Ces vidéos offrent un cliché temporel du monde réformé vaudois des années 2010′. Les épisodes étaient l’occasion de mettre en scène des lieux, des personnes, des formations ou des institutions typiques de cette période. Beaucoup de choses qu’elles montrent ne sont plus d’actualité – par exemple le CPT, ou encore les locaux de l’EERV.

Je pense qu’on peut avoir encore aujourd’hui du plaisir à regarder ces vidéos. Mais je pense aussi qu’en l’état elles sont “inutilisables”. Cela aurait été différent si elles avaient été d’emblée pensées comme faisant partie d’un projet plus large.

La plateforme

Le projet “susciter des vocations” ne s’est malheureusement pas prolongé. Il existe certes le site vocation.ch, mais qui n’offre pas de ligne éditoriale claire et ne semble pas être en marche de communiquer quoi que ce soit en ce moment.

Nous avions initialement l’idée de soutenir les Huguenots avec un site internet. Des articles et des témoignages devaient accompagner la publication des vidéos. Mais dans la mesure où la vie de ce site n’était pas notre objectif principal, il est vite tombé aux oubliettes.

Pour l’ancrage de ces vidéos, il nous manquait une maison, un lieu qu’elle aurait contribuer à faire rayonner. Cette maison manque toujours pour le monde réformé romand. Elle permettrait de réaliser un objectif de communication, mais aussi de bénéficier de la synergie propre au cross-média.

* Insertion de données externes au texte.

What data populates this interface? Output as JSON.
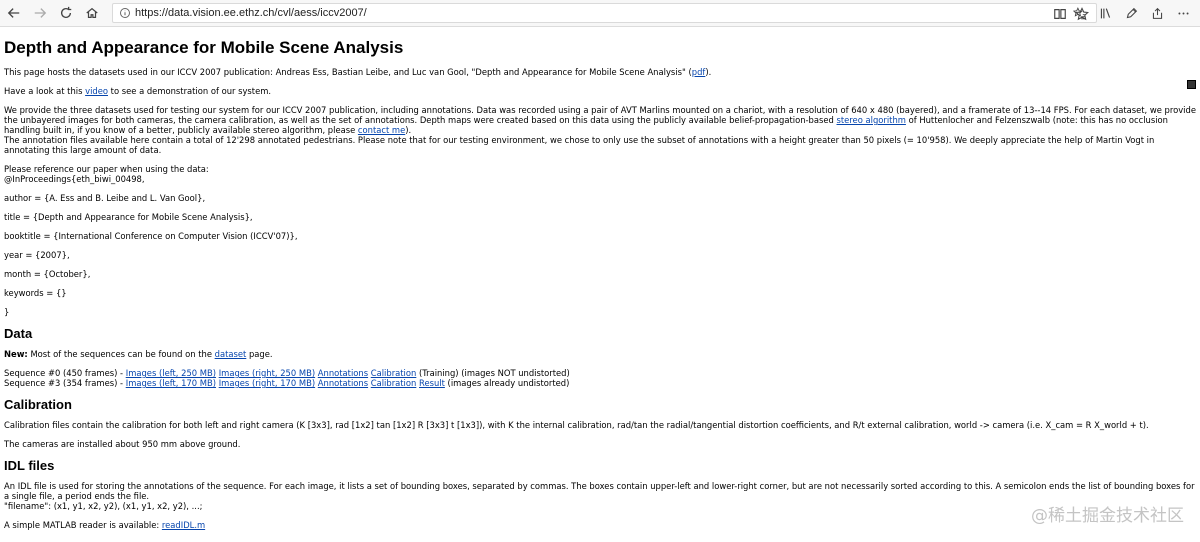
{
  "browser": {
    "url": "https://data.vision.ee.ethz.ch/cvl/aess/iccv2007/"
  },
  "page": {
    "title": "Depth and Appearance for Mobile Scene Analysis",
    "intro_prefix": "This page hosts the datasets used in our ICCV 2007 publication: Andreas Ess, Bastian Leibe, and Luc van Gool, \"Depth and Appearance for Mobile Scene Analysis\" (",
    "intro_pdf_link": "pdf",
    "intro_suffix": ").",
    "video_prefix": "Have a look at this ",
    "video_link": "video",
    "video_suffix": " to see a demonstration of our system.",
    "datasets_p1": "We provide the three datasets used for testing our system for our ICCV 2007 publication, including annotations. Data was recorded using a pair of AVT Marlins mounted on a chariot, with a resolution of 640 x 480 (bayered), and a framerate of 13--14 FPS. For each dataset, we provide the unbayered images for both cameras, the camera calibration, as well as the set of annotations. Depth maps were created based on this data using the publicly available belief-propagation-based ",
    "stereo_link": "stereo algorithm",
    "datasets_p2": " of Huttenlocher and Felzenszwalb (note: this has no occlusion handling built in, if you know of a better, publicly available stereo algorithm, please ",
    "contact_link": "contact me",
    "datasets_p3": ").",
    "annotation_text": "The annotation files available here contain a total of 12'298 annotated pedestrians. Please note that for our testing environment, we chose to only use the subset of annotations with a height greater than 50 pixels (= 10'958). We deeply appreciate the help of Martin Vogt in annotating this large amount of data.",
    "reference_intro": "Please reference our paper when using the data:",
    "bibtex": [
      "@InProceedings{eth_biwi_00498,",
      "author = {A. Ess and B. Leibe and L. Van Gool},",
      "title = {Depth and Appearance for Mobile Scene Analysis},",
      "booktitle = {International Conference on Computer Vision (ICCV'07)},",
      "year = {2007},",
      "month = {October},",
      "keywords = {}",
      "}"
    ]
  },
  "data_section": {
    "heading": "Data",
    "new_label": "New:",
    "new_text": " Most of the sequences can be found on the ",
    "dataset_link": "dataset",
    "new_suffix": " page.",
    "seq0_prefix": "Sequence #0 (450 frames) - ",
    "seq0_left": "Images (left, 250 MB)",
    "seq0_right": "Images (right, 250 MB)",
    "seq0_annotations": "Annotations",
    "seq0_calibration": "Calibration",
    "seq0_suffix": " (Training) (images NOT undistorted)",
    "seq3_prefix": "Sequence #3 (354 frames) - ",
    "seq3_left": "Images (left, 170 MB)",
    "seq3_right": "Images (right, 170 MB)",
    "seq3_annotations": "Annotations",
    "seq3_calibration": "Calibration",
    "seq3_result": "Result",
    "seq3_suffix": " (images already undistorted)"
  },
  "calibration_section": {
    "heading": "Calibration",
    "text1": "Calibration files contain the calibration for both left and right camera (K [3x3], rad [1x2] tan [1x2] R [3x3] t [1x3]), with K the internal calibration, rad/tan the radial/tangential distortion coefficients, and R/t external calibration, world -> camera (i.e. X_cam = R X_world + t).",
    "text2": "The cameras are installed about 950 mm above ground."
  },
  "idl_section": {
    "heading": "IDL files",
    "text1": "An IDL file is used for storing the annotations of the sequence. For each image, it lists a set of bounding boxes, separated by commas. The boxes contain upper-left and lower-right corner, but are not necessarily sorted according to this. A semicolon ends the list of bounding boxes for a single file, a period ends the file.",
    "format": "\"filename\": (x1, y1, x2, y2), (x1, y1, x2, y2), ...;",
    "reader_prefix": "A simple MATLAB reader is available: ",
    "reader_link": "readIDL.m"
  },
  "watermark": "@稀土掘金技术社区"
}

On trouve un bon exemple de cela dans les production de Carolina et Victor Costa Atalahalta Productions. La variété des productions et des supports utilisés fait rayonner Atalahalta mais aussi ses différents projets. Un travail immense est fait régulièrement pour que les différentes personnes engagées dans Atalahalta puissent vivre de leurs productions.

On peut trouver aussi d’autres exemples de plateforme cross-média : les géants du Bible Project ou encore ce que font les dominicains de Théodom.

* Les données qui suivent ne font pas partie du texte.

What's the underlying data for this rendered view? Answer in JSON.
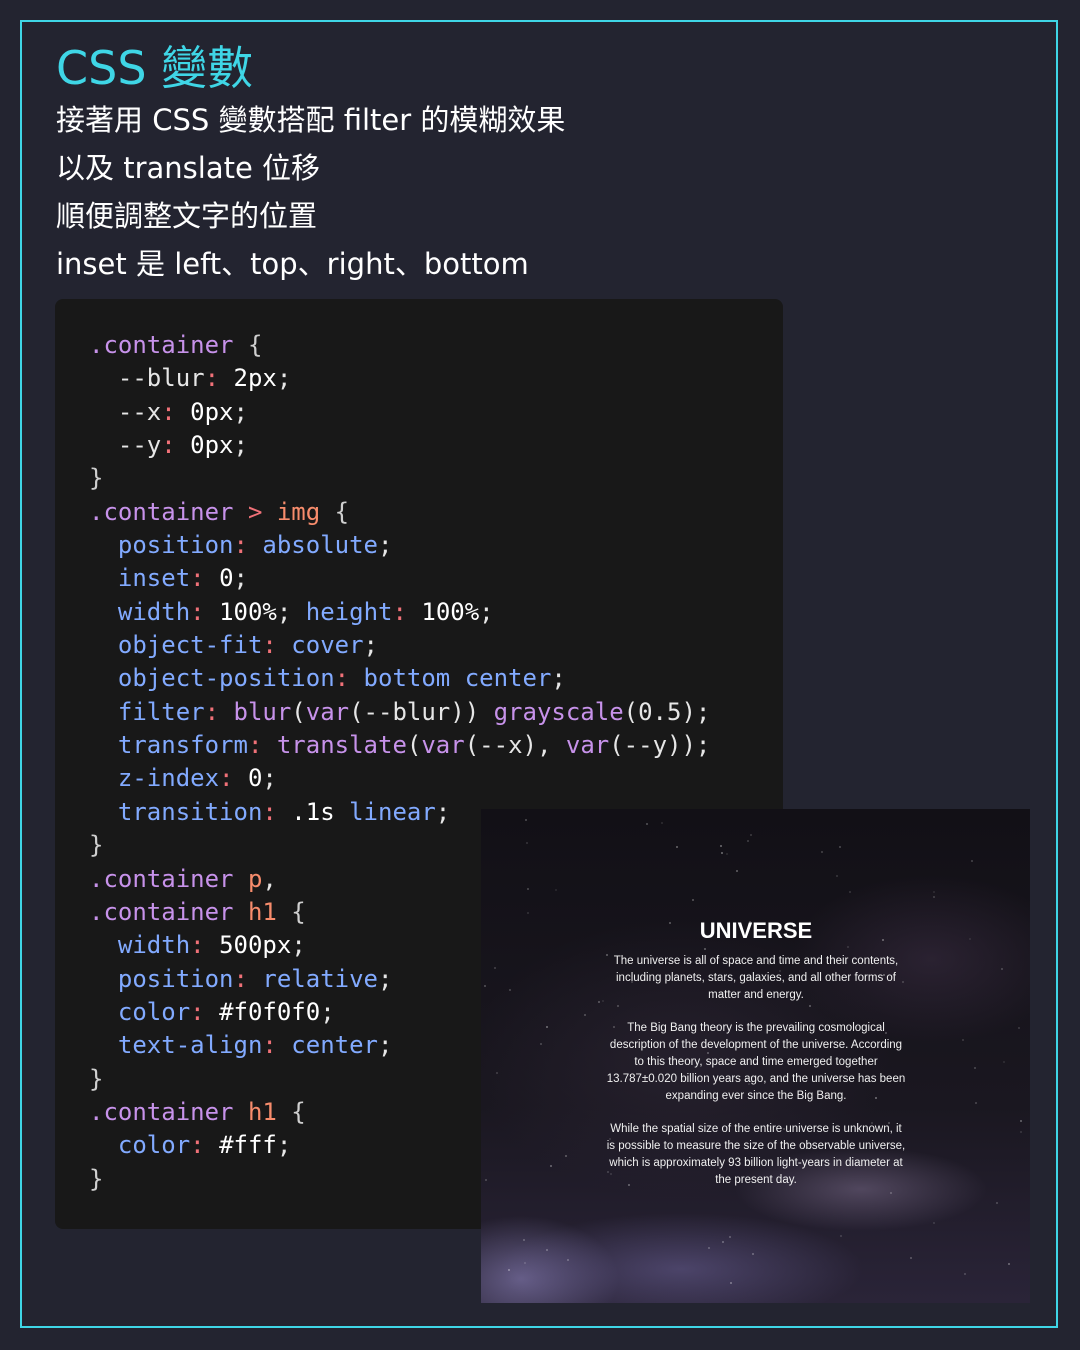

Avec les Huguenots nous n’avons pas fait cet effort. Nous n’en voyions peut-être pas l’intérêt, n’en avions pas l’envie ou n’avions pas les forces à allouer à quelque chose d’une telle ampleur. C’était peut être pas notre rôle non plus.

Rêves

Le nom des “Huguenots” existe encore. Et je pense qu’il y a encore de la place pour raconter l’histoire de protestants contemporains et de plein de manières différentes.

Je crois que la production de média (que ce soient des textes, des vidéos, des livres, des jeux, etc.) fait partie de l’annonce de l’évangile. Pas parce que ça permet d’être plus efficace, mais parce que c’est fun, valorisant, formateur et parce que ce qui est produit est beau.

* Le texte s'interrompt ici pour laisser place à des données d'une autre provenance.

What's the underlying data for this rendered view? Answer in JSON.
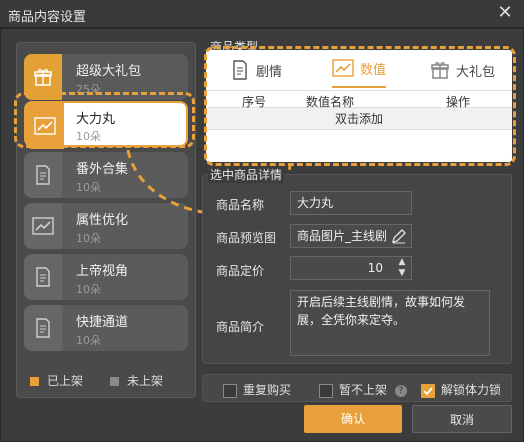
{
  "window": {
    "title": "商品内容设置"
  },
  "items": [
    {
      "name": "超级大礼包",
      "count": "25朵",
      "icon": "gift-icon"
    },
    {
      "name": "大力丸",
      "count": "10朵",
      "icon": "line-chart-icon"
    },
    {
      "name": "番外合集",
      "count": "10朵",
      "icon": "document-icon"
    },
    {
      "name": "属性优化",
      "count": "10朵",
      "icon": "line-chart-icon"
    },
    {
      "name": "上帝视角",
      "count": "10朵",
      "icon": "document-icon"
    },
    {
      "name": "快捷通道",
      "count": "10朵",
      "icon": "document-icon"
    }
  ],
  "legend": {
    "on": "已上架",
    "off": "未上架"
  },
  "type": {
    "group_title": "商品类型",
    "tabs": [
      "剧情",
      "数值",
      "大礼包"
    ],
    "columns": [
      "序号",
      "数值名称",
      "操作"
    ],
    "add_hint": "双击添加"
  },
  "detail": {
    "group_title": "选中商品详情",
    "name_label": "商品名称",
    "name_value": "大力丸",
    "preview_label": "商品预览图",
    "preview_value": "商品图片_主线剧",
    "price_label": "商品定价",
    "price_value": "10",
    "desc_label": "商品简介",
    "desc_value": "开启后续主线剧情，故事如何发展，全凭你来定夺。"
  },
  "options": {
    "repeat": "重复购买",
    "pause": "暂不上架",
    "unlock": "解锁体力锁"
  },
  "buttons": {
    "ok": "确认",
    "cancel": "取消"
  },
  "colors": {
    "accent": "#e8a03a",
    "window": "#3c3c3c"
  }
}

Faire des vidéos, communiquer autour, se mettre au défi de dire sa foi aujourd’hui. C’était avant tout un très grand plaisir à faire, un résultat valorisant et en même temps un gros challenge. Il y avait beaucoup de joie à faire cela.

La foi ne s’exprime pas qu’au travers de textes ou de cultes : elle peut l’être aussi au-travers de telle vidéo, ou d’autres média. Ce que fait par exemple Vincent Pache (AKA le magicien d’Ut), ou encore les podcasts de In Fabula Veritas offrent tant de petites productions qui disent la foi aujourd’hui. On le voit aussi autour de la poésie, avec Avent en Vers.


Je rêve…

Je rêve que dans les diverses formations de nos Eglises et en théologie on encourage à la création artistique comme expression théologique.

Je rêve que d’autres encore puissent aussi éprouver cette joie de la production, de raconter des histoires, de faire de la musique, d’écrire des textes ou de vivre une autre forme d’art.

Je rêve que l’on se fédère, pour travailler à un rayonnement plus grand de notre foi.

Je rêve que les histoires des Huguenots se racontent ailleurs, par d’autres voies.